Where to get started with ROS 2
ROS is released as distributions, also called “distros”, with more than one ROS distribution supported at a time. Some releases come with long term support (LTS), meaning they are more stable and have undergone extensive testing. Other distributions are newer with shorter lifetimes, but with support for more recent platforms and more recent versions of their constituent ROS packages. See the distributions list for more details. Generally a new ROS distro is released every year on world turtle day, with LTS distros being released in even years. We currently recommend one of the versions below:
Get ROS Noetic Ninjemys on Ubuntu Linux
(Recommended for Latest ROS 1 LTS)
Get Humble Hawksbill on Ubuntu Linux 22.04, Windows 10
(Recommended for ROS 2 LTS)
Get Iron Irwini on Ubuntu Linux 22.04, Windows 10
(Recommended for Latest ROS 2)
If this is your first time using ROS, we highly recommend that you use a Tier 1 operating system as listed by REP-2000 for your desired ROS Distro.
Important Notes on Installation
ROS is a complex piece of software that work’s closely with your computer’s operating system and system libraries. As such, we build and test each ROS distro with only a handful of the latest operating systems, we call these operating systems, “tier 1”. Each ROS distro is built and tested for these tier 1 operating systems only, other operating systems may require significantly more work to run a particular ROS distro. In practical terms this means that you’ll get the best experience if you use a the tier 1 operating systems we recommended. For example, ROS 2 Humble Hawksbill works best on Ubuntu 22.04 Jammy Jellyfish, and Windows 10. If you try to install ROS on any other operating system you may run into issues, and we do not recommend this for new users. For more information about ROS distros and their tier 1 operating systems please read REP-2000.

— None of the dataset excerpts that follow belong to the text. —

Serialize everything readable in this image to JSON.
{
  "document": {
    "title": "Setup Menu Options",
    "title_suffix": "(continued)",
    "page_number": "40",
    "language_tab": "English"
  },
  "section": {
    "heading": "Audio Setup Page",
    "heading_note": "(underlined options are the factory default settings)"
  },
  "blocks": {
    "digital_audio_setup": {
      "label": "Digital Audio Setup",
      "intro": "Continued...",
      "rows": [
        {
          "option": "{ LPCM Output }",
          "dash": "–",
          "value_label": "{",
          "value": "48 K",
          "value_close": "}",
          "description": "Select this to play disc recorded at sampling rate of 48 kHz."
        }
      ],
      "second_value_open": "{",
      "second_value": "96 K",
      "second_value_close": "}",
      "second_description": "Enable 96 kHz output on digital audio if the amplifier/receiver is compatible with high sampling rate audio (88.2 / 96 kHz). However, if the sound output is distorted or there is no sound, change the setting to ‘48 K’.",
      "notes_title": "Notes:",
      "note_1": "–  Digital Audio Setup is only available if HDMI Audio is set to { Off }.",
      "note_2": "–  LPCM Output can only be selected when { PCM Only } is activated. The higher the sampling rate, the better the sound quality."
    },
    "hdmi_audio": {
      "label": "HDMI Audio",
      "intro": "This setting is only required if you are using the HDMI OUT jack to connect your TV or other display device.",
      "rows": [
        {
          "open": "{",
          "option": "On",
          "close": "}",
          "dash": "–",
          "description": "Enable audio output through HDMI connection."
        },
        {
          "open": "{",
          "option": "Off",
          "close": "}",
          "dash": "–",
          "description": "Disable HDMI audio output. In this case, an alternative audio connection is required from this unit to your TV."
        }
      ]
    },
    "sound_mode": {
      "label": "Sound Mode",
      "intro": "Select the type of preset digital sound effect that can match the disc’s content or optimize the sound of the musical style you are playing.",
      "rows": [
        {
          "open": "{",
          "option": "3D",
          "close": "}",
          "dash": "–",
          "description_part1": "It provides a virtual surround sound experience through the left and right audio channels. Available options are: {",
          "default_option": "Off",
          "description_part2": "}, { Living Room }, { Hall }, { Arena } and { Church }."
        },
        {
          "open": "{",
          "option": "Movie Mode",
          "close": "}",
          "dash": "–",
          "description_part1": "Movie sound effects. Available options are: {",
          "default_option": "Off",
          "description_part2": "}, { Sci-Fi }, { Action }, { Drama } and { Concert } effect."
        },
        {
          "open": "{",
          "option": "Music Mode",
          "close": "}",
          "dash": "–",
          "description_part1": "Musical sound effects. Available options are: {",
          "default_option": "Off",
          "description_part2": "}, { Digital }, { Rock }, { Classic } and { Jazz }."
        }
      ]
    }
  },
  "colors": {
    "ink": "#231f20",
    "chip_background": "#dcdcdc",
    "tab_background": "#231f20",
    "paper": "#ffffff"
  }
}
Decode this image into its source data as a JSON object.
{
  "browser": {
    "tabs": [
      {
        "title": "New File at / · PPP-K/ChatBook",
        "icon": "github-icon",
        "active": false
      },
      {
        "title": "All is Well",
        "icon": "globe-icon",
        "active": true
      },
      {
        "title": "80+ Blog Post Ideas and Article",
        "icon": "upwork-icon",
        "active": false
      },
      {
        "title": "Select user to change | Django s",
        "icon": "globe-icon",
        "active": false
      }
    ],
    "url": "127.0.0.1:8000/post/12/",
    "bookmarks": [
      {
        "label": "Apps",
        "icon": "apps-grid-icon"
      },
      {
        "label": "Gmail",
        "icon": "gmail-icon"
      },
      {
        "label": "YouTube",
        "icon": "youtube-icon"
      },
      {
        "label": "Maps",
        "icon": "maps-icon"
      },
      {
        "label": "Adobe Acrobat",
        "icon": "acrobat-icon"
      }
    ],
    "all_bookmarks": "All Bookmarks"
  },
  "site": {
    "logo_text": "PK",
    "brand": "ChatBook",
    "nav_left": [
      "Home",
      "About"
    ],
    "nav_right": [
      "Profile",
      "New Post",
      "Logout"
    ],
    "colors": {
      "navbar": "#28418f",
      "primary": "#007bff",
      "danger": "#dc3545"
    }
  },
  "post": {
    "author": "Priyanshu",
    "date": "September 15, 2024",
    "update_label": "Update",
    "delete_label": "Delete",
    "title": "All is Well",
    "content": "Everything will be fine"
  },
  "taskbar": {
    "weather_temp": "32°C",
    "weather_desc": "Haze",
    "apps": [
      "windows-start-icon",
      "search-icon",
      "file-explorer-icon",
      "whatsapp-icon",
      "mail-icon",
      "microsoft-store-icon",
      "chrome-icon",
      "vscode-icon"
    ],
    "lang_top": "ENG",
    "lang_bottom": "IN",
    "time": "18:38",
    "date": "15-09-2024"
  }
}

If you plan on using the Gazebo simulator with ROS we recommend that you consult the Gazebo documentation for the recommended version of Gazebo for your ROS installation. Not all ROS and Gazebo versions are compatible, other versions are compatible but require that you build from source. Using the recommended combination of ROS and Gazebo will greatly improve your overall experience. No matter what combination you decide on, you’ll need to use ROS/GZ bridge to connect the two pieces of software.
If you are a new user and would like to install the latest version of ROS or ROS 2 on any operating system other than the listed tier 1 operating system we highly recommend that you install the recommended tier 1 operating system in a virtual machine and then install ROS inside of the virtual machine. Alternatively, if you are familiar with Docker, you can also use ROS in a Docker container.

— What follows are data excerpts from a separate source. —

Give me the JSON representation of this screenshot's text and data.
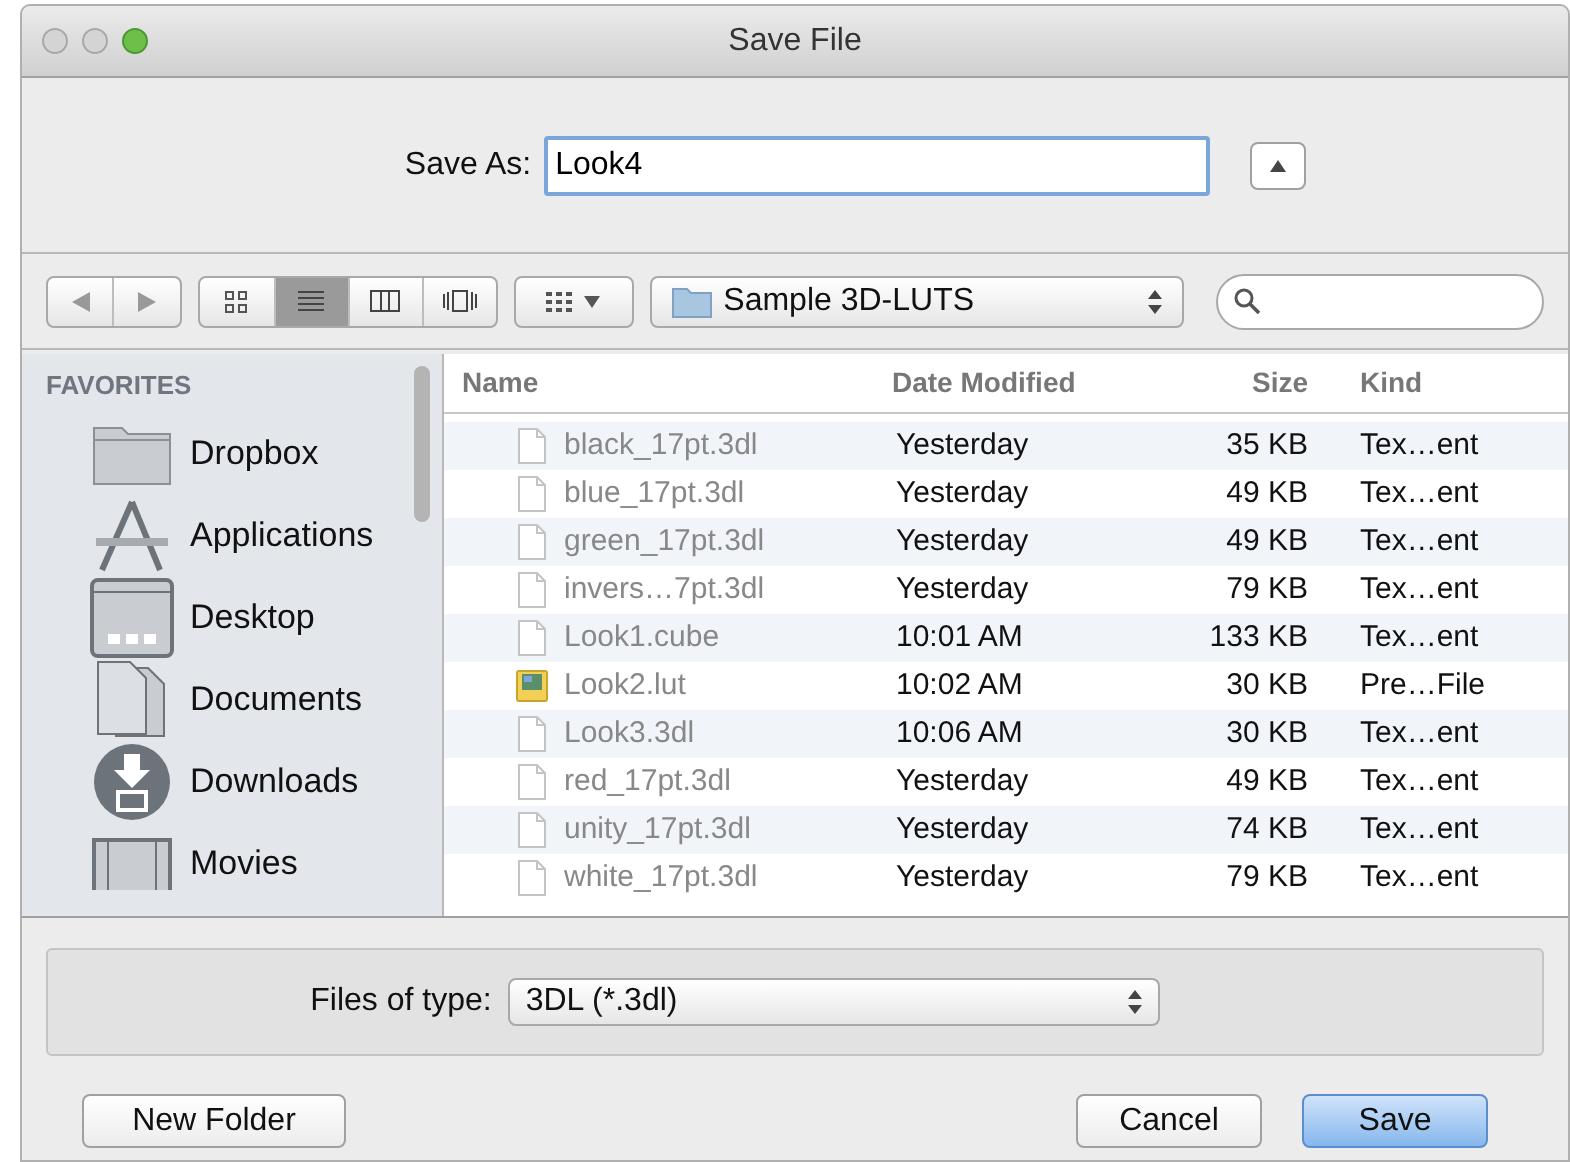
{
  "window": {
    "title": "Save File"
  },
  "save_as": {
    "label": "Save As:",
    "value": "Look4"
  },
  "toolbar": {
    "view_modes": [
      {
        "kind": "icons",
        "selected": false
      },
      {
        "kind": "list",
        "selected": true
      },
      {
        "kind": "columns",
        "selected": false
      },
      {
        "kind": "coverflow",
        "selected": false
      }
    ],
    "location": "Sample 3D-LUTS"
  },
  "sidebar": {
    "heading": "FAVORITES",
    "items": [
      {
        "kind": "folder",
        "label": "Dropbox"
      },
      {
        "kind": "applications",
        "label": "Applications"
      },
      {
        "kind": "desktop",
        "label": "Desktop"
      },
      {
        "kind": "documents",
        "label": "Documents"
      },
      {
        "kind": "downloads",
        "label": "Downloads"
      },
      {
        "kind": "movies",
        "label": "Movies"
      }
    ]
  },
  "table": {
    "columns": [
      "Name",
      "Date Modified",
      "Size",
      "Kind"
    ],
    "rows": [
      {
        "kind": "document",
        "name": "black_17pt.3dl",
        "date": "Yesterday",
        "size": "35 KB",
        "type": "Tex…ent"
      },
      {
        "kind": "document",
        "name": "blue_17pt.3dl",
        "date": "Yesterday",
        "size": "49 KB",
        "type": "Tex…ent"
      },
      {
        "kind": "document",
        "name": "green_17pt.3dl",
        "date": "Yesterday",
        "size": "49 KB",
        "type": "Tex…ent"
      },
      {
        "kind": "document",
        "name": "invers…7pt.3dl",
        "date": "Yesterday",
        "size": "79 KB",
        "type": "Tex…ent"
      },
      {
        "kind": "document",
        "name": "Look1.cube",
        "date": "10:01 AM",
        "size": "133 KB",
        "type": "Tex…ent"
      },
      {
        "kind": "image",
        "name": "Look2.lut",
        "date": "10:02 AM",
        "size": "30 KB",
        "type": "Pre…File"
      },
      {
        "kind": "document",
        "name": "Look3.3dl",
        "date": "10:06 AM",
        "size": "30 KB",
        "type": "Tex…ent"
      },
      {
        "kind": "document",
        "name": "red_17pt.3dl",
        "date": "Yesterday",
        "size": "49 KB",
        "type": "Tex…ent"
      },
      {
        "kind": "document",
        "name": "unity_17pt.3dl",
        "date": "Yesterday",
        "size": "74 KB",
        "type": "Tex…ent"
      },
      {
        "kind": "document",
        "name": "white_17pt.3dl",
        "date": "Yesterday",
        "size": "79 KB",
        "type": "Tex…ent"
      }
    ]
  },
  "file_type": {
    "label": "Files of type:",
    "value": "3DL (*.3dl)"
  },
  "buttons": {
    "new_folder": "New Folder",
    "cancel": "Cancel",
    "save": "Save"
  }
}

There are several mechanisms in place to provide support to the ROS community, each with its own purpose: package documentation, Q&A forum, discussion forum, package index, and of course the issue trackers. It is important to pick the right resource to reduce response time, avoid message duplication, and promote the discussion of new ideas.

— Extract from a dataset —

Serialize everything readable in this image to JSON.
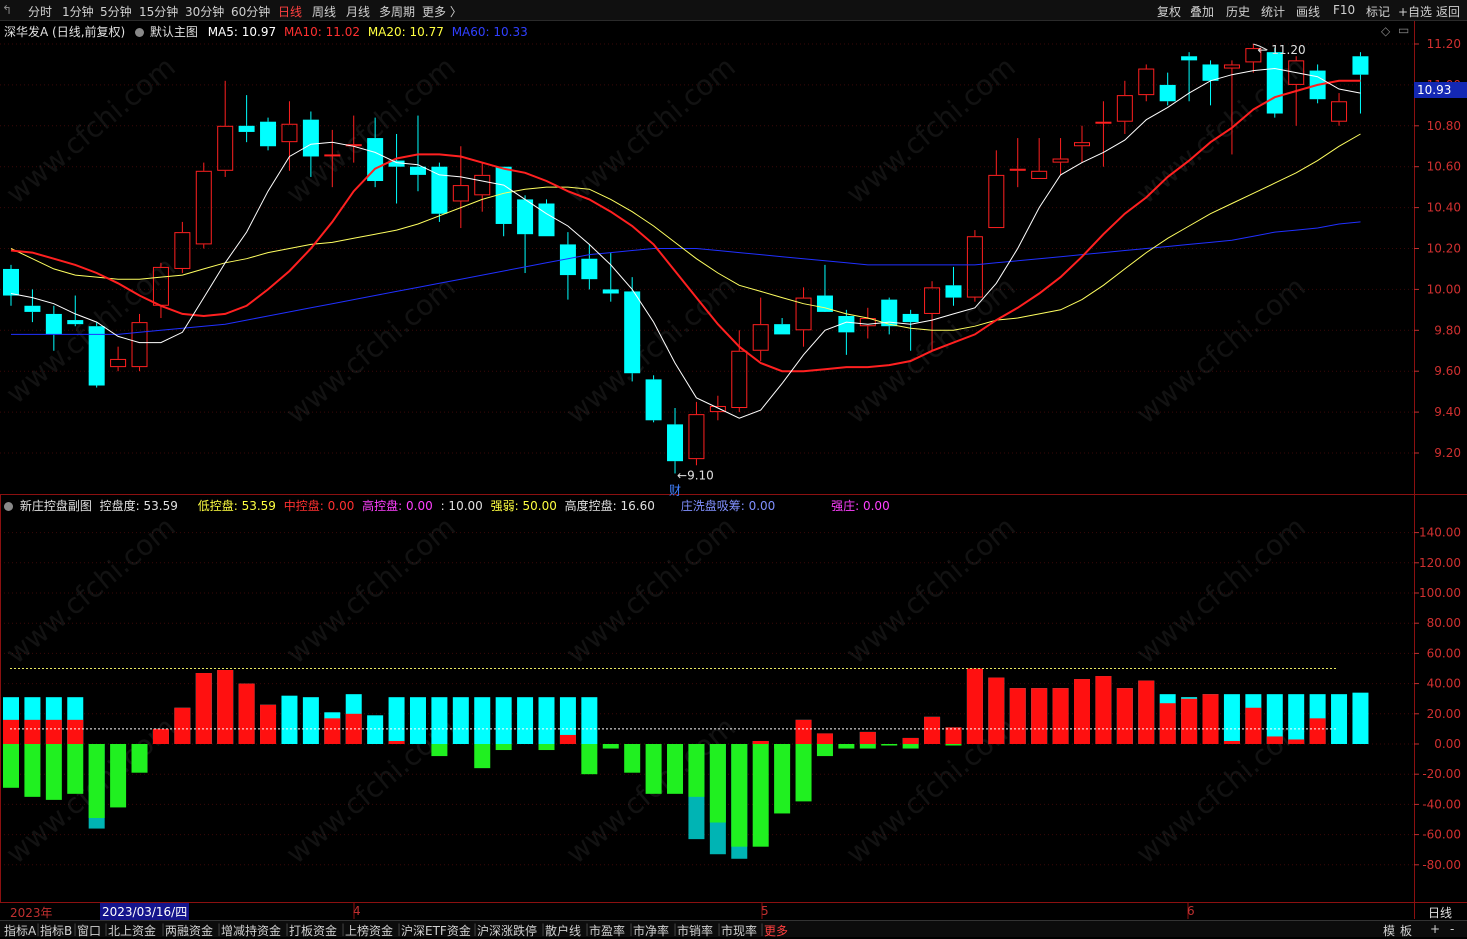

Documentation for core ROS packages as well as package specific content is hosted on docs.ros.org. On this site you can find the core tutorials and documentation for the project as well as generated API documentation for individual packages.
If the documentation doesn’t address your problem, Robotics Stack Exchange is next. Take heart: it is very likely that someone else has faced the same problem before, and that it’s covered among the more than 60,000 questions at ROS Answers. Start by searching for questions similar to yours; if your question isn’t already asked, post a new one. Be sure to check the guidelines on how to prepare your question before posting.
To stay up-to-date on the latest developments within the ROS community, you’ll want to join the ROS Discourse forums. These forums are the place for announcements, news, and discussions of general interest. The ROS Discourse is not the right place to ask troubleshooting questions or report bugs; please use the other support resources listed above instead.
Open Robotics hosts a community Discord server where ROS, Gazebo, and Open-RMF users can meet with each other, chat, and coordinate on open-source development. If you are looking to connect with ROS users this a great place to start.
When you want to find out information about a specific package the index is the best place to start. It connects you to all the important locations relevant to a package. In addition to the official documentation for ROS packages, the wiki contains two key resources you should consult: the Troubleshooting guide and the FAQ. Solutions to many common problems are covered in these two pages. If you have ever used PyPI you should feel right at home on ROS Index.
When you’ve identified a bug (e.g., as a result of a discussion at Robotics Stack Exchange), or when you want to request a new feature, head to the issue trackers. Links are provided in the packages metadata available on ROS Index. When reporting a bug, be sure to provide a detailed description of the problem, the environment in which it occurs, any detail that may help developers to reproduce the issue, and if possible, a debug backtrace.